Os quadrinhos mais profundos de The Far Side

The Far Side, de Gary Larson, é uma tira cômica que desafia as normas com seu humor peculiar e reflexões sobre a vida.

A série The Far Side, de Gary Larson, elevou o padrão para tiras cômicas publicadas diariamente. Sem contar com personagens recorrentes, Larson precisava estabelecer as expectativas dos leitores e depois subvertê-las em um único painel, às vezes sem usar palavras. Com essa abordagem, ele criou uma marca criativa absurda, onde animais agem como humanos, a modernidade invade a história e expressões idiomáticas são interpretadas de forma literal.

Diferente de seu contemporâneo Bill Watterson, The Far Side não possui a melancolia, a sátira ou os momentos de contemplação serena de Calvin e Haroldo. Contudo, assim como o garoto e seu tigre, The Far Side também pode ser profundo à sua maneira, e os painéis mais profundos de Larson frequentemente se concentravam na natureza e, particularmente, na incapacidade do homem de respeitá-la. Larson nunca se afastou muito do absurdo. Na verdade, o absurdo nesses painéis é a porta de entrada para uma contemplação mais profunda.

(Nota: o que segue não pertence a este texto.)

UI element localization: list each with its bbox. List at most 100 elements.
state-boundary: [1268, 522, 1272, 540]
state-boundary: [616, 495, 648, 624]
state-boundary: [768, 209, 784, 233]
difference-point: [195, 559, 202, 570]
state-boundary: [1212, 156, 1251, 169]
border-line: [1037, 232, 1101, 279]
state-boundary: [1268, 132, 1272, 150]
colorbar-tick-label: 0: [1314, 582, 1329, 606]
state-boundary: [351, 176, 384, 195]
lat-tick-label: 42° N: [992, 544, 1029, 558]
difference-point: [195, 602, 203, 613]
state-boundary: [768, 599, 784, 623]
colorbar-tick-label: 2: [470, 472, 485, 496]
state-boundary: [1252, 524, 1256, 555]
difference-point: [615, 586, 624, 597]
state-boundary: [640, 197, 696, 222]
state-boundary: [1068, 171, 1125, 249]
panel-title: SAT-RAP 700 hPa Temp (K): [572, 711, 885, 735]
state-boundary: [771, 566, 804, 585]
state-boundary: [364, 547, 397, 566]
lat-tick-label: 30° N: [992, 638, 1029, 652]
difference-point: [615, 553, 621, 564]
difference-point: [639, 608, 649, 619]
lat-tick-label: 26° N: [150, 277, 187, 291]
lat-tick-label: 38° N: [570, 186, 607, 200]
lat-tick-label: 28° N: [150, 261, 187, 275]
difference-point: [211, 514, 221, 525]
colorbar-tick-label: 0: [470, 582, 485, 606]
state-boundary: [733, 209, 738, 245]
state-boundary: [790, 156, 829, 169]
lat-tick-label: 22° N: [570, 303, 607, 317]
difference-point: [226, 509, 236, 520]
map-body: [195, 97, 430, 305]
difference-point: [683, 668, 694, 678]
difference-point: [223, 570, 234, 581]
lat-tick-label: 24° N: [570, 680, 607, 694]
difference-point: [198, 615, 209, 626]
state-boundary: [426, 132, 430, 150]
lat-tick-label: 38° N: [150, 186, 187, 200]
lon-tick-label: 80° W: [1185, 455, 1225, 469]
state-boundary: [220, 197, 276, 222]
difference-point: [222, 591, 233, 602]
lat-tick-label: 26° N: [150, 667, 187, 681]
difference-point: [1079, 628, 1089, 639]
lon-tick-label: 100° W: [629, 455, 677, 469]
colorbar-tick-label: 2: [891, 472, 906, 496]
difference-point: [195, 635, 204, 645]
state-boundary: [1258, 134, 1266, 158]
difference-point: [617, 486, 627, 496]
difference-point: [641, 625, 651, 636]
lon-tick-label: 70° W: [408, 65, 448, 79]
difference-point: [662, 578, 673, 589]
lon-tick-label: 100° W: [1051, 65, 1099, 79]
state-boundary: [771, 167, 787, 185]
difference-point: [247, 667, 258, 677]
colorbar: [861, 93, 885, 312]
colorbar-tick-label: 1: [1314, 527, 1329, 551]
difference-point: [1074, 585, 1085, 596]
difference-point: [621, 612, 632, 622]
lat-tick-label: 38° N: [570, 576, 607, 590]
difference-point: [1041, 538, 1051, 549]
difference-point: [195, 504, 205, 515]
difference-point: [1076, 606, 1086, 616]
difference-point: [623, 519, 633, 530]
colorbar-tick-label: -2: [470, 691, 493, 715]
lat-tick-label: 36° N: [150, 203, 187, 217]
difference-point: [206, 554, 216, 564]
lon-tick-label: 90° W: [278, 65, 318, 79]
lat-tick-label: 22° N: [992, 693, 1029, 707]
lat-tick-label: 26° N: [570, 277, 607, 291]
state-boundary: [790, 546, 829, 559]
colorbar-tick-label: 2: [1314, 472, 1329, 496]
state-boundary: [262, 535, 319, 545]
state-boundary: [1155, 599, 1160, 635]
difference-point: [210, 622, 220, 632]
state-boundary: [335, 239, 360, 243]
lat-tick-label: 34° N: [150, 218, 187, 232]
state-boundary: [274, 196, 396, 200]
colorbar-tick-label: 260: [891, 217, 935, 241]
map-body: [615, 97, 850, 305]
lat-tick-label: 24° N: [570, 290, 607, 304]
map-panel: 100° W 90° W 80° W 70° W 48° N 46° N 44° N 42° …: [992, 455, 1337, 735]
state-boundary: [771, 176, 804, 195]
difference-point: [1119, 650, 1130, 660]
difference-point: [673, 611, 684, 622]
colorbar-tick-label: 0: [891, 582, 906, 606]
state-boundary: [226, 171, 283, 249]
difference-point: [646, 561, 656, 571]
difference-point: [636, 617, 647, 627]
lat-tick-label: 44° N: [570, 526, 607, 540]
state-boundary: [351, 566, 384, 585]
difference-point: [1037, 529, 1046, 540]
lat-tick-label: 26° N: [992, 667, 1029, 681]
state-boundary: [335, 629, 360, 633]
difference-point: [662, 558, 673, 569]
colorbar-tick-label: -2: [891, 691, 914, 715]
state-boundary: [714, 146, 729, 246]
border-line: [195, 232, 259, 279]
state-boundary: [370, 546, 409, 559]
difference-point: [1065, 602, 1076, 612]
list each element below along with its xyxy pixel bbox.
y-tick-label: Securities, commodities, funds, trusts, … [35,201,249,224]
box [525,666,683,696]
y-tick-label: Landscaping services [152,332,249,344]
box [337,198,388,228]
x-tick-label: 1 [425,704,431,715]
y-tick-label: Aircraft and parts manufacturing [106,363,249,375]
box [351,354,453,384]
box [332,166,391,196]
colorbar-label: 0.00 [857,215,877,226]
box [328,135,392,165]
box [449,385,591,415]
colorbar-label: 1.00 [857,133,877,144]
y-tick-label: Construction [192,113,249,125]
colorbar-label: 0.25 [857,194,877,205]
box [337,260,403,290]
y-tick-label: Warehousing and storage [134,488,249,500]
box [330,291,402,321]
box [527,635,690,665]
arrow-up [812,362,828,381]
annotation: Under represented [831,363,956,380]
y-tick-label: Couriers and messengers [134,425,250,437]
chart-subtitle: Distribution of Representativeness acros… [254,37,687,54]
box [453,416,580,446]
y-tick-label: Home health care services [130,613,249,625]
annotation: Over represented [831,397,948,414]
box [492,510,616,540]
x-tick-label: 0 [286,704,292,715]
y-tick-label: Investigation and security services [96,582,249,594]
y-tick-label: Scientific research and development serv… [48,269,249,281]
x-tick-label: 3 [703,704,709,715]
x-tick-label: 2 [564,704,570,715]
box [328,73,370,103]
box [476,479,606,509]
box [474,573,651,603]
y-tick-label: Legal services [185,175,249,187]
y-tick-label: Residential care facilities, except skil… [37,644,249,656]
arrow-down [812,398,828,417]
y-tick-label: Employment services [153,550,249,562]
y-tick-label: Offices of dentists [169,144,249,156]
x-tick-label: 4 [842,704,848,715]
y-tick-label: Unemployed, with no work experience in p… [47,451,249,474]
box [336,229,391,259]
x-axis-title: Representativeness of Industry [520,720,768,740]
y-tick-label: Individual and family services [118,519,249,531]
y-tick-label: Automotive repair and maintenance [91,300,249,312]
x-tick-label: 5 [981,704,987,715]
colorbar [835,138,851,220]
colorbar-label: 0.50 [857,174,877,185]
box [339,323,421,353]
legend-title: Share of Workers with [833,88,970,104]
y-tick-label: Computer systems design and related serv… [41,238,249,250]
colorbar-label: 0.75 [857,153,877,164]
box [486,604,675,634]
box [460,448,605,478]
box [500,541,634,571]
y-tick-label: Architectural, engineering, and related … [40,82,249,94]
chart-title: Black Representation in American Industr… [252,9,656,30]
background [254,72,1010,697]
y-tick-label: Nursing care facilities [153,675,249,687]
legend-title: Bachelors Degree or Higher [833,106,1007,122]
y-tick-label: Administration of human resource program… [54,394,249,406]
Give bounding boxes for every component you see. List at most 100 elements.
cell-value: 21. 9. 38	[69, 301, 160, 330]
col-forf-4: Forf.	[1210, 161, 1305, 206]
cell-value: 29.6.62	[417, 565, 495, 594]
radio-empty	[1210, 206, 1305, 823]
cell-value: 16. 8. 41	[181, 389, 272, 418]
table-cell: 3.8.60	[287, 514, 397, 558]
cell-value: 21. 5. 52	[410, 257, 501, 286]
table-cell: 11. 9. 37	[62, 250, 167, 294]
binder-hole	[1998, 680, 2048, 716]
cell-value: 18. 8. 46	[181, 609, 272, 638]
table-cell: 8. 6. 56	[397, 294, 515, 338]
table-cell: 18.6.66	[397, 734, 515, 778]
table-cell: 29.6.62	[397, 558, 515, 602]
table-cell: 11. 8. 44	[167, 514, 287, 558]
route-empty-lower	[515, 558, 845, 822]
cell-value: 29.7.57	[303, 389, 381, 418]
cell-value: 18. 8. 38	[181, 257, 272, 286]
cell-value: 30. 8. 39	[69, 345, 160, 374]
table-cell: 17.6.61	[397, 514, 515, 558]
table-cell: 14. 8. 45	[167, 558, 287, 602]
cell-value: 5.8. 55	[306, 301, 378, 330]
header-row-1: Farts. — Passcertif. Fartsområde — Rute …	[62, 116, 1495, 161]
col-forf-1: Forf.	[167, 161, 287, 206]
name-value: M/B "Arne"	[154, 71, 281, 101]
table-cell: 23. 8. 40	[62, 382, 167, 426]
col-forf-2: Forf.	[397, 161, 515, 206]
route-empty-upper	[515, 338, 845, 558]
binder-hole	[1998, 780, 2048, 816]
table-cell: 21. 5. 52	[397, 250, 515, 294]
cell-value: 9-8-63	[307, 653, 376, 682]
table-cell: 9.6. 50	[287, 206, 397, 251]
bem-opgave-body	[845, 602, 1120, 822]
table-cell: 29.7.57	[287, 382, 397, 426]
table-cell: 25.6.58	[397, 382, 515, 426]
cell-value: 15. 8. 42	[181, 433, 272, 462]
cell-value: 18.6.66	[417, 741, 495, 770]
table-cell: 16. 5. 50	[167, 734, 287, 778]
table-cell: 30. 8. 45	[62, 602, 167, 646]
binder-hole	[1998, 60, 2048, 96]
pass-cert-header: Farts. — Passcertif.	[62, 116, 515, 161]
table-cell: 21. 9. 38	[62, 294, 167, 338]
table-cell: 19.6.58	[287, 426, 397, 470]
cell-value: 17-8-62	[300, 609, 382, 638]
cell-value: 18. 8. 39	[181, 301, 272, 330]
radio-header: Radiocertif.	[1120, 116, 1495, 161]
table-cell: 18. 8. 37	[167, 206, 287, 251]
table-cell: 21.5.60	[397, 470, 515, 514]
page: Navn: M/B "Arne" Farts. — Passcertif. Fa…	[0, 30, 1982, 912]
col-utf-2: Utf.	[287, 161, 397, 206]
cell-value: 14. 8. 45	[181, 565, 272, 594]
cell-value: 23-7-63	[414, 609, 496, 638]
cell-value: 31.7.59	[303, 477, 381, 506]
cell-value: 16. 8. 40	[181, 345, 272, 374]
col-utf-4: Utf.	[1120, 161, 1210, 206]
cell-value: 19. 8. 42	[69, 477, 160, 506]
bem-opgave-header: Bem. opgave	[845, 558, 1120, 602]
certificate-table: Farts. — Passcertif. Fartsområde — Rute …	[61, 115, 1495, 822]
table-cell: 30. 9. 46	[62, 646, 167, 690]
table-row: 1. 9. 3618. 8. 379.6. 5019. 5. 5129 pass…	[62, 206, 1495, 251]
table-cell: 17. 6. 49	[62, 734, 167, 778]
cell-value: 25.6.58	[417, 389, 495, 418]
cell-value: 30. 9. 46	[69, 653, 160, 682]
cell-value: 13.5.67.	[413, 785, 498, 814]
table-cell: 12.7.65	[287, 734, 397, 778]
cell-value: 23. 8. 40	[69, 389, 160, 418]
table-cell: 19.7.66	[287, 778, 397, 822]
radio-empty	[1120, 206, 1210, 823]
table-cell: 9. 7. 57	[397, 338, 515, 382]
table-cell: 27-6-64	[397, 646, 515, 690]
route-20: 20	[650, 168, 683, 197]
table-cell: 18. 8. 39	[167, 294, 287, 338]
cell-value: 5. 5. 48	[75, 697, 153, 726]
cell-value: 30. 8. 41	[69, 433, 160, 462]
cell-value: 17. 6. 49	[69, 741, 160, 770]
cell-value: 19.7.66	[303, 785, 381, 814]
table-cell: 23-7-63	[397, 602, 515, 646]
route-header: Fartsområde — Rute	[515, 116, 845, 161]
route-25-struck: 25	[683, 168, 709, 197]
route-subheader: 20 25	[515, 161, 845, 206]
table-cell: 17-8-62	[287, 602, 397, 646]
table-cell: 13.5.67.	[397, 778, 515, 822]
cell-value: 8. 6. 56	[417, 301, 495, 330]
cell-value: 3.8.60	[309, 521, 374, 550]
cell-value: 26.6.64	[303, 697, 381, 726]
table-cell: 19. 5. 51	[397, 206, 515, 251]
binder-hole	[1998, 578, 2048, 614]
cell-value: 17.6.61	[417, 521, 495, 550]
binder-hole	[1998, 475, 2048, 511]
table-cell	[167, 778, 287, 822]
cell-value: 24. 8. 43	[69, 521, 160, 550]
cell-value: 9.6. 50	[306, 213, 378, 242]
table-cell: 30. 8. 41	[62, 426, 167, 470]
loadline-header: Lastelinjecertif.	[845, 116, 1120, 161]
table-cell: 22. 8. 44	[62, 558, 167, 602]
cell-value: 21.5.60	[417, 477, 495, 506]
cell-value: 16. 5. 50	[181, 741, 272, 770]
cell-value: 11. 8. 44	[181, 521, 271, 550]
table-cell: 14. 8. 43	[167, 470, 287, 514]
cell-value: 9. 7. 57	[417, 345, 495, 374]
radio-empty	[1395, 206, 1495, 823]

Os caçadores de borboletas de The Far Side

A caça troféu sempre fez parte da cultura ocidental. Seja na pesca em alto-mar, em uma caça na África ou na busca por um grande urso na América, caçadores troféus abatem animais para empalhá-los ou levar seus chifres para pendurar nas paredes. Às vezes, eles consomem a carne, mas nem sempre. Em The Far Side, Gary Larson frequentemente criticava a caça em geral, mas especialmente a caça troféu. Neste painel, Larson adota uma abordagem um pouco diferente sobre o mundo da caça troféu. Aqui, vários lepidopteristas estão dentro de um carro com música tocando e sorrisos em seus rostos. O clima triunfante deles é explicado pela grande borboleta amarrada ao capô do carro. A piada reside em quão pouco impressionante é capturar uma borboleta de qualquer tamanho. Mas esta tira também levanta a questão: é realmente um feito tão impressionante quando caçadores matam um animal usando armas?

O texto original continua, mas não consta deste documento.